Peu à peu l'orage s'éloigna, sans toutefois cesser. La pluie continua à tomber. La branche à laquelle le bras engourdi du garçon demeurait enroulé heurta quelque chose. Fili but la tasse. Puis tout à coup, il sentit le sol sous ses pieds.

Péniblement, toussant pour recracher l'eau qu'il avait aspiré, le corps endolori et les membres raidis par le froid, il pataugea tant bien que mal, résistant de son mieux à la furie du torrent. Entre les rideaux de pluie, il discernait une berge boueuse. Il trébucha plusieurs fois, failli être emporté à nouveau, finalement n'eut plus d'eau que jusqu'aux genoux et parvint, pantelant, à se hisser sur la terre ferme. Fourbu, il s'y laissa tomber et demeura un long moment étendu sur le dos, fermant les yeux sous la violence de l'averse qui martelait son visage.

Le froid et surtout la douleur qui lui vrillait le bras finirent par le tirer de sa léthargie. A son premier essai pour se relever, il glissa dans la boue et tomba à plat ventre. Un cri de douleur lui échappa lorsque son bras heurta le sol.

Il demeura immobile quelques instants, le temps que la souffrance reflue un peu puis, précautionneusement, il se hissa sur les genoux et son seul coude valide. Se remettre sur pieds ne fut pas facile mais il finit par y parvenir. Fili se sentit un peu plus vivant. Il regarda autour de lui et ne reconnut rien. Il entendit l'oreille et ne perçut que le bruit du torrent et celui de la pluie.

- Kili ! Kili !

Personne ne répondit. Où était Kili ? Qu'était-il devenu ? Fili estimait avoir eu de la chance. Son frère en avait-il eu autant ? Puissent les Valar le protéger ! songea ardemment le jeune nain.

Après un moment de réflexion, Fili décida de continuer à suivre le cours du torrent dans l'espoir de retrouver son frère. Il serra son bras blessé contre lui et, frissonnant, se mit en marche.

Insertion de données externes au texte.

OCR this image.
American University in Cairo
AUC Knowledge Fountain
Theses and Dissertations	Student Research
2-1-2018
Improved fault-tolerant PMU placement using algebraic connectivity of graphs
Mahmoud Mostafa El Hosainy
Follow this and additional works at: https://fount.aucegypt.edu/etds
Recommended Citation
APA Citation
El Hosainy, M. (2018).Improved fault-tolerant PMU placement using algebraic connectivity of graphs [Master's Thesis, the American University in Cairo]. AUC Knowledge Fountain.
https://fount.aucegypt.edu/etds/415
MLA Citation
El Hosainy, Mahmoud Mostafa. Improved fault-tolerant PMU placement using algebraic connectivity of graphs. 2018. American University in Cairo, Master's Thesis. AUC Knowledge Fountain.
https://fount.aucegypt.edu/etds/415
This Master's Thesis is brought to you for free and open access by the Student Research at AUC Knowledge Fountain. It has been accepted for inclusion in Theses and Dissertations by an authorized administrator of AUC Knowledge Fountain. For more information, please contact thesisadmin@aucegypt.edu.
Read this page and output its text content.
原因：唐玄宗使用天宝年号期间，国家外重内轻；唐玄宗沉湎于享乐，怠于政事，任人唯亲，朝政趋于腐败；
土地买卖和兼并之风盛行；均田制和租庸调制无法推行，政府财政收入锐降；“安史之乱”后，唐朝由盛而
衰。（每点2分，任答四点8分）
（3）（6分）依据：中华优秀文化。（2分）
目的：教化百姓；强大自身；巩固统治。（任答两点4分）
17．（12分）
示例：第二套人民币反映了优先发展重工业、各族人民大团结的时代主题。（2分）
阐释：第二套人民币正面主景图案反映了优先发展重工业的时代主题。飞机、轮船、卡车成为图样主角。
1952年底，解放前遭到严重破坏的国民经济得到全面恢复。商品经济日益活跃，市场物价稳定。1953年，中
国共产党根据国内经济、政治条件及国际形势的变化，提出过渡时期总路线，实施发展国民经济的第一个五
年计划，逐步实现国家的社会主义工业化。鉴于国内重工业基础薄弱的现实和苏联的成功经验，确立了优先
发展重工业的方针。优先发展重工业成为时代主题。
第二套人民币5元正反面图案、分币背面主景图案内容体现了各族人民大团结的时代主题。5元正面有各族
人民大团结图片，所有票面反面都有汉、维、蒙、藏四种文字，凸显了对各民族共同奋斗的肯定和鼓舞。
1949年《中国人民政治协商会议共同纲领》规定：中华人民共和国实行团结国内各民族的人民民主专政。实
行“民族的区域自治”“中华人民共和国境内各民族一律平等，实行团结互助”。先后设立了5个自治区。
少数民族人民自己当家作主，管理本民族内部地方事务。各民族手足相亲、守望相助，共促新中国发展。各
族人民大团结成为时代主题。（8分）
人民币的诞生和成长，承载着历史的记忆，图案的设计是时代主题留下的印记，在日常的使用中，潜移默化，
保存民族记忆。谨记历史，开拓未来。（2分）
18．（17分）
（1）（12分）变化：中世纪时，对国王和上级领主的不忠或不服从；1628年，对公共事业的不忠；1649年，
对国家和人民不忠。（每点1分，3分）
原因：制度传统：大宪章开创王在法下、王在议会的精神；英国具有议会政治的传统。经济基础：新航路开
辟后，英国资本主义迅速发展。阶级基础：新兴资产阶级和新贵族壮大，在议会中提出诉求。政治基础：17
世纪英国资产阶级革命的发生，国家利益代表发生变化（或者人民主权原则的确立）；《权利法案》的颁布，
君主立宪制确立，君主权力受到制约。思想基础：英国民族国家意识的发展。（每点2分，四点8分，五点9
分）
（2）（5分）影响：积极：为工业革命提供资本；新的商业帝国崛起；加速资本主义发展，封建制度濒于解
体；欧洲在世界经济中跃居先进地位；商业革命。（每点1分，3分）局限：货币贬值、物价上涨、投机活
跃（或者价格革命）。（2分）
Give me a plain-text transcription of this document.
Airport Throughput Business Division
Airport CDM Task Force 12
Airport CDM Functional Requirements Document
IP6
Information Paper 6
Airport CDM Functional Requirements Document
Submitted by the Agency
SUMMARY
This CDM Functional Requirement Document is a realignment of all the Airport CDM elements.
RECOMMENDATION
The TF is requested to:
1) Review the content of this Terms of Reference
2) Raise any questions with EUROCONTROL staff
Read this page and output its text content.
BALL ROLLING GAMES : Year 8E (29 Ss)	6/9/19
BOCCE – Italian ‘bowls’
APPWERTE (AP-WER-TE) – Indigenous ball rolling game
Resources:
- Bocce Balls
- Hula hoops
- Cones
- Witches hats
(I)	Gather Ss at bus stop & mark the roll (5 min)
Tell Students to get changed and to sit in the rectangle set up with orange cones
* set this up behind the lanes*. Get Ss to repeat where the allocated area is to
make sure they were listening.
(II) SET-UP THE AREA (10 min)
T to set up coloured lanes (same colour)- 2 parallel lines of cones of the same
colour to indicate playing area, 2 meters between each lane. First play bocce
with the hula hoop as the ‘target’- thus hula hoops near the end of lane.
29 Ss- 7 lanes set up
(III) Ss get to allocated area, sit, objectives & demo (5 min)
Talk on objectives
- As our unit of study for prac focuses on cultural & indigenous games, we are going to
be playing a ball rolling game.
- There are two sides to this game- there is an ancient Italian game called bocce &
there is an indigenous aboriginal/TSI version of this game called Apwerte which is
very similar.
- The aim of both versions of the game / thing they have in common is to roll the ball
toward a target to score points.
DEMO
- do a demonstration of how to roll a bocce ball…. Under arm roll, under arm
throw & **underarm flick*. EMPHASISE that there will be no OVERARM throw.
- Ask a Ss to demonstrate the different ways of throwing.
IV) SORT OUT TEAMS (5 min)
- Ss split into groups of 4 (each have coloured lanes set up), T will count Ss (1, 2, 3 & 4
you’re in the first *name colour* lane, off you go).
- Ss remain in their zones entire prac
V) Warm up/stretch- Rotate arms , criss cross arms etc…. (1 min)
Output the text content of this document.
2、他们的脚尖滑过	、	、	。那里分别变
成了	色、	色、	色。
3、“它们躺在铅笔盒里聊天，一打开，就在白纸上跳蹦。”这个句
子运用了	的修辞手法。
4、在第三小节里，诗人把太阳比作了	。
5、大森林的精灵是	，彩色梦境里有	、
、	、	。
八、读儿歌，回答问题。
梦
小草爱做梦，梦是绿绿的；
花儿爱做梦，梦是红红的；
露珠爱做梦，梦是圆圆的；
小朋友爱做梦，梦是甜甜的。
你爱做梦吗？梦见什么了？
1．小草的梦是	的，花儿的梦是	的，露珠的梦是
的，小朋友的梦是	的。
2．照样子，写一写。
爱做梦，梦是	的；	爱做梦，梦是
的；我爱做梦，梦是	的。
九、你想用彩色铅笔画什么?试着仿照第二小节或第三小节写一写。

A un moment il eut vraiment très peur : il avisa une masse sombre à dix mètres devant lui et crut distinguer une chevelure brune embroussaillée éparse sur le sol. Oh non ! Il se rua en avant, tomba, se releva, finalement fut assez près pour reconnaître des herbes pourrissantes prises dans l'écorce d'un tronc d'arbre noirci par la pluie.

Fili appela à nouveau, ne reçut toujours aucune réponse. Où pouvait donc être Kili ? Evidemment, rien ne prouvait que son frère, mort ou vivant, ne se trouvait pas en amont, peut-être loin derrière lui. Mais Fili suivait son instinct et ce dernier lui commandait d'avancer.